A husband in Europe on business, the children off to school and another long day ahead. She stares blankly out the window bathed in morning sunlight, a glass of white wine in her hand; a vague sense of disappointment pervades. She reflects, “The life that I’ve fashioned is not what I wanted.” It’s the stuff of countless made-for-TV movies, but in the early 1970s, before the women’s movement’s inevitable co-optation and commodification, such scenarios signaled the rumblings of genuine awakening.
Unfortunately, over the past 30-odd years, Joy Of Cooking’s once notable rep has suffered a similar diminution, from critical darlings to rock ‘n’ roll footnotes. Led by a pair of Berkeley over-30s — Toni Brown, a folkie with a penchant for abstract jazz, and Terry Garthwaite, a white blues mama with a more-than-creditable scat — Joy Of Cooking’s stylistic marriage portends the worst sort of middlebrow pretension. But in practice, the partnership functions much like the old Astaire-Rodgers axiom, with Brown providing the class and Garthwaite the sex.
Given their unlikely roots, their self-titled debut’s decidedly adult, obliquely feminist slant is more a function of nature than design: memories of abiding love, rearranging a bedroom to forestall failed romance, finding one’s wings and moving on. But as Brown and Garthwaite have long argued, Joy Of Cooking’s primary impulse is musical, not political — their band name is not simply a reclamation of tired domestic trope, but also an acknowledgment of the physical pleasures of making music.

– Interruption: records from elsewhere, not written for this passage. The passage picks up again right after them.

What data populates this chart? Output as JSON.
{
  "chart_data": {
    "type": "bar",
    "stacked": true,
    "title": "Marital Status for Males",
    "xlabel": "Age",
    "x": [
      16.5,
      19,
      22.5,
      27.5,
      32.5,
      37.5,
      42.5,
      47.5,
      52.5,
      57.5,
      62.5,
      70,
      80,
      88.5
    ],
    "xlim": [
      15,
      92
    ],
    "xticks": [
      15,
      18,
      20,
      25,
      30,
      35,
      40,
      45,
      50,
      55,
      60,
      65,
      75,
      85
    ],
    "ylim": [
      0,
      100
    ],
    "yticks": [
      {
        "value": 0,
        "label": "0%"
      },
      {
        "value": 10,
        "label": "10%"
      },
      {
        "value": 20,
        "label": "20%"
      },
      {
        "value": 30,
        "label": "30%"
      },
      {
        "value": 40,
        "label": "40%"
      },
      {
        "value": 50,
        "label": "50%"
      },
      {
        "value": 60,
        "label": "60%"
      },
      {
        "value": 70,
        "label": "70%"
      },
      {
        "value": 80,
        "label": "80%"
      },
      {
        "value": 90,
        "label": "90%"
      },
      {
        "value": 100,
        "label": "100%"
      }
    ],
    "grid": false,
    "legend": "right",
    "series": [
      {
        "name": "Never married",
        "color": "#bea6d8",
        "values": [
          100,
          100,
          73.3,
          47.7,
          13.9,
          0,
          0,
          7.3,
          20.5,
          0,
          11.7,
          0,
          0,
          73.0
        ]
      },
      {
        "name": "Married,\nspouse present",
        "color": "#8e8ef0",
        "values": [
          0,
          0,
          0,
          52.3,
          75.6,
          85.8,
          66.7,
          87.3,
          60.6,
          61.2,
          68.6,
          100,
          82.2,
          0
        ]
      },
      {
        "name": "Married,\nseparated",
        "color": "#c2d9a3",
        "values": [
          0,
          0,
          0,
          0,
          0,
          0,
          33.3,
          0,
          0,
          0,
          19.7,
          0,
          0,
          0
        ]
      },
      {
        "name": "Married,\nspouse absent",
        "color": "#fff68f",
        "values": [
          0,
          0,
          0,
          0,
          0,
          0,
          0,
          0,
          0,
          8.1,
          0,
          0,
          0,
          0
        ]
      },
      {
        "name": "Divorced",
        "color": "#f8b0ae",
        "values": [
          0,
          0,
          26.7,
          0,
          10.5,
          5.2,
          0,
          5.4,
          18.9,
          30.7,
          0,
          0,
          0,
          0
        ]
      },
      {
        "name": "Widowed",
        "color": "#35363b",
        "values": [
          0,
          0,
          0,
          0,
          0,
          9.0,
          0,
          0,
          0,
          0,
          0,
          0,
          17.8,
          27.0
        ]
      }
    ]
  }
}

With Brown’s flowing piano lines foregrounded and secret weapon Ron Wilson’s percussion percolating deep in the mix, Joy Of Cooking showcases a dance band’s commitment to rhythmic interplay. Together, the group fashions a genuine feminine jam-band alternative: pretty, sexy and playful; organic without the bullshit; long on groove and short on pointless shows of chops. A unjustly forgotten gem.